Ms. Ernst has scrambled to respond. When Mr. Schumer forced a recent vote to bar the Trump administration from arguing to overturn the health care law, Ms. Ernst broke with her party to vote with the Democrats. And she apologized repeatedly for her comment questioning the coronavirus death toll.
“I am so sorry that my words may have offended you,” Ms. Ernst said during a recent debate, addressing health care workers. “You are tremendous workers. You are essential workers.”
In an attempt to salvage the seat, Republicans’ Senate campaign arm has begun running its own attack ads against Ms. Greenfield’s business record, accusing her of “shoddy workmanship” and “breach of contract” — charges the real estate developer disputes.
Ms. Ernst has also emphasized Ms. Greenfield’s failed foray into politics in 2018, when she briefly ran for Congress but ended her bid after her former campaign manager admitted to forging signatures on petition paperwork.

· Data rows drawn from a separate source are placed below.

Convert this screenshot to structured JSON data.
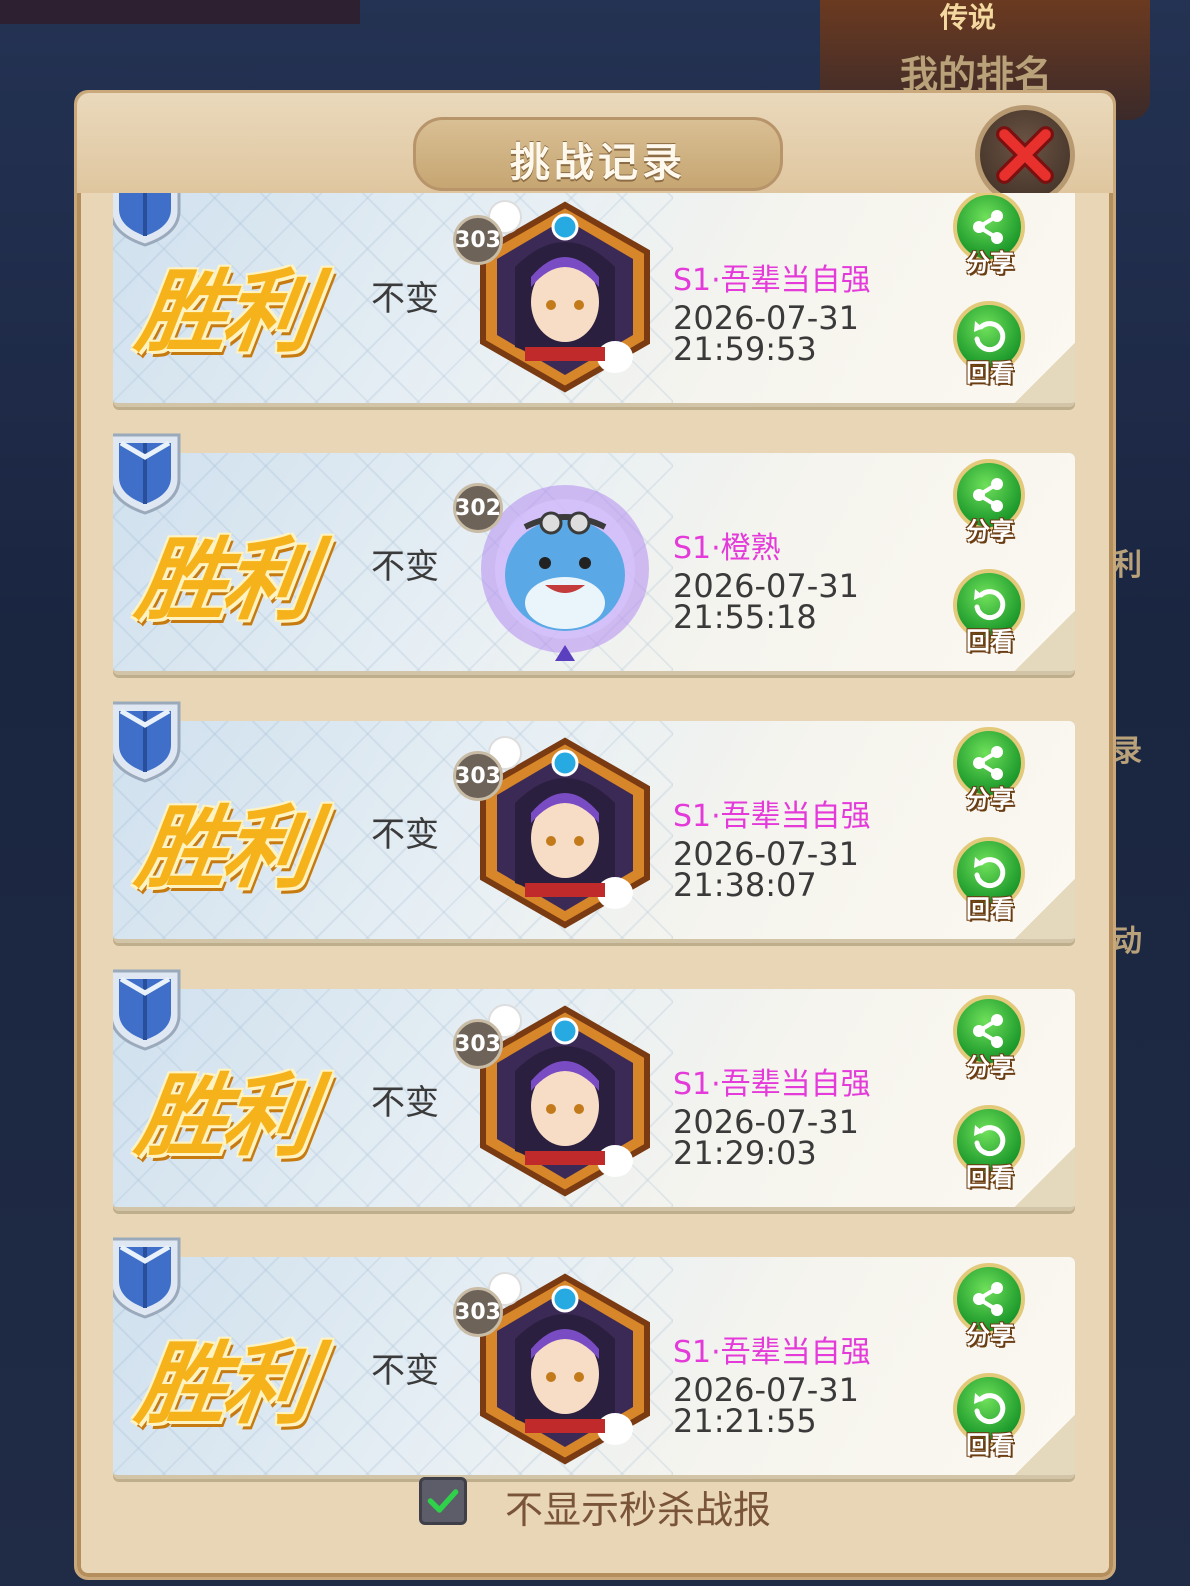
{
  "background": {
    "top_label": "传说",
    "my_rank_label": "我的排名",
    "side_labels": [
      "利",
      "录",
      "动"
    ]
  },
  "dialog": {
    "title": "挑战记录",
    "close_icon": "close-x-icon"
  },
  "records": [
    {
      "result": "胜利",
      "rank_change": "不变",
      "level": "303",
      "avatar": "purple-hair-girl-avatar",
      "opponent": "S1·吾辈当自强",
      "date": "2026-07-31",
      "time": "21:59:53",
      "share_label": "分享",
      "replay_label": "回看"
    },
    {
      "result": "胜利",
      "rank_change": "不变",
      "level": "302",
      "avatar": "blue-shark-avatar",
      "opponent": "S1·橙熟",
      "date": "2026-07-31",
      "time": "21:55:18",
      "share_label": "分享",
      "replay_label": "回看"
    },
    {
      "result": "胜利",
      "rank_change": "不变",
      "level": "303",
      "avatar": "purple-hair-girl-avatar",
      "opponent": "S1·吾辈当自强",
      "date": "2026-07-31",
      "time": "21:38:07",
      "share_label": "分享",
      "replay_label": "回看"
    },
    {
      "result": "胜利",
      "rank_change": "不变",
      "level": "303",
      "avatar": "purple-hair-girl-avatar",
      "opponent": "S1·吾辈当自强",
      "date": "2026-07-31",
      "time": "21:29:03",
      "share_label": "分享",
      "replay_label": "回看"
    },
    {
      "result": "胜利",
      "rank_change": "不变",
      "level": "303",
      "avatar": "purple-hair-girl-avatar",
      "opponent": "S1·吾辈当自强",
      "date": "2026-07-31",
      "time": "21:21:55",
      "share_label": "分享",
      "replay_label": "回看"
    }
  ],
  "footer": {
    "checkbox_checked": true,
    "checkbox_label": "不显示秒杀战报"
  },
  "colors": {
    "win_gold": "#f6b21a",
    "opponent_name": "#e43ad9",
    "button_green": "#1d9a2c",
    "panel_bg": "#e8d6b6"
  }
}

Some Iowans said they were turned off by the flood of negative ads against Ms. Ernst.
“The things that are being advertised against her, it makes me want to slap them,” said Denny Gergen, 69, a grain and soybean farmer from northwest Iowa and one of the bikers who turned out to support Ms. Ernst. “Yeah, I know, hey, it’s politics but this is just getting dirty.”

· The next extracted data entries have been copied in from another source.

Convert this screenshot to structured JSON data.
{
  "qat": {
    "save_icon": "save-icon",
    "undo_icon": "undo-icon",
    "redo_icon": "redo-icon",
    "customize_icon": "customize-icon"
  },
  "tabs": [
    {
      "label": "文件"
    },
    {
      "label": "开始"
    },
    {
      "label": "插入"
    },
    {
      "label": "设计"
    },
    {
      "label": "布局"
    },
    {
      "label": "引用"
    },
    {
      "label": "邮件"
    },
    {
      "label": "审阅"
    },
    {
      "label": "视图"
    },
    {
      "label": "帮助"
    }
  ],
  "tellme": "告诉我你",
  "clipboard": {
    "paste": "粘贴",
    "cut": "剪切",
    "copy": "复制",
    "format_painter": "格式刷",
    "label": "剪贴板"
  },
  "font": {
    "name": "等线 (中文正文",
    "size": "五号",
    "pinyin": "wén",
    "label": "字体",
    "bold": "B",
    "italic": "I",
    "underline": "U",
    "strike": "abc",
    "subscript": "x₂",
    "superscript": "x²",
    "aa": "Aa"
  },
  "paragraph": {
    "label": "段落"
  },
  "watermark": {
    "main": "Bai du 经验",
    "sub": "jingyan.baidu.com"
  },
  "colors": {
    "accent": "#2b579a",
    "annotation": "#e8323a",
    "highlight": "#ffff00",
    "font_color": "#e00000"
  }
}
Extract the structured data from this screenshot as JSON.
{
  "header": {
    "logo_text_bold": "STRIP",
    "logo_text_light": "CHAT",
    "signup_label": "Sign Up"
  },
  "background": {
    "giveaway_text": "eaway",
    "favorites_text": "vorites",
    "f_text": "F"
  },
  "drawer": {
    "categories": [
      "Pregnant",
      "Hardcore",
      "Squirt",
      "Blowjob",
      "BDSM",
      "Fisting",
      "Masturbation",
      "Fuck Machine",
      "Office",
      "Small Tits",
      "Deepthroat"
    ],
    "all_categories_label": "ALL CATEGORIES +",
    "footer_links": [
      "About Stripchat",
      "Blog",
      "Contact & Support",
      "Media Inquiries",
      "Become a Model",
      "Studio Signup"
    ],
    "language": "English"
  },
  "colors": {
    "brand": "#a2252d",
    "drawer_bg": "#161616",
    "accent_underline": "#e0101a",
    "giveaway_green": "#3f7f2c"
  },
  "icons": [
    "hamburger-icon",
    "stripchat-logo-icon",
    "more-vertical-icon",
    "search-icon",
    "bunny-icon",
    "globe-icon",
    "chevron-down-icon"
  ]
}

Ms. Ernst saw hope in Mr. Trump’s nomination of Judge Amy Coney Barrett to the Supreme Court, arguing that the confirmation fight would energize conservatives and drive them to the polls to support her. She returned to Washington from the campaign trail to participate in the hearings, where she emphasized Judge Barrett’s status as a powerful conservative woman.
But Ms. Ernst also tried to strike a moderate tone when discussing the consequences of elevating Judge Barrett to the Supreme Court, pointing out that she had once upheld a protest buffer zone around abortion clinics.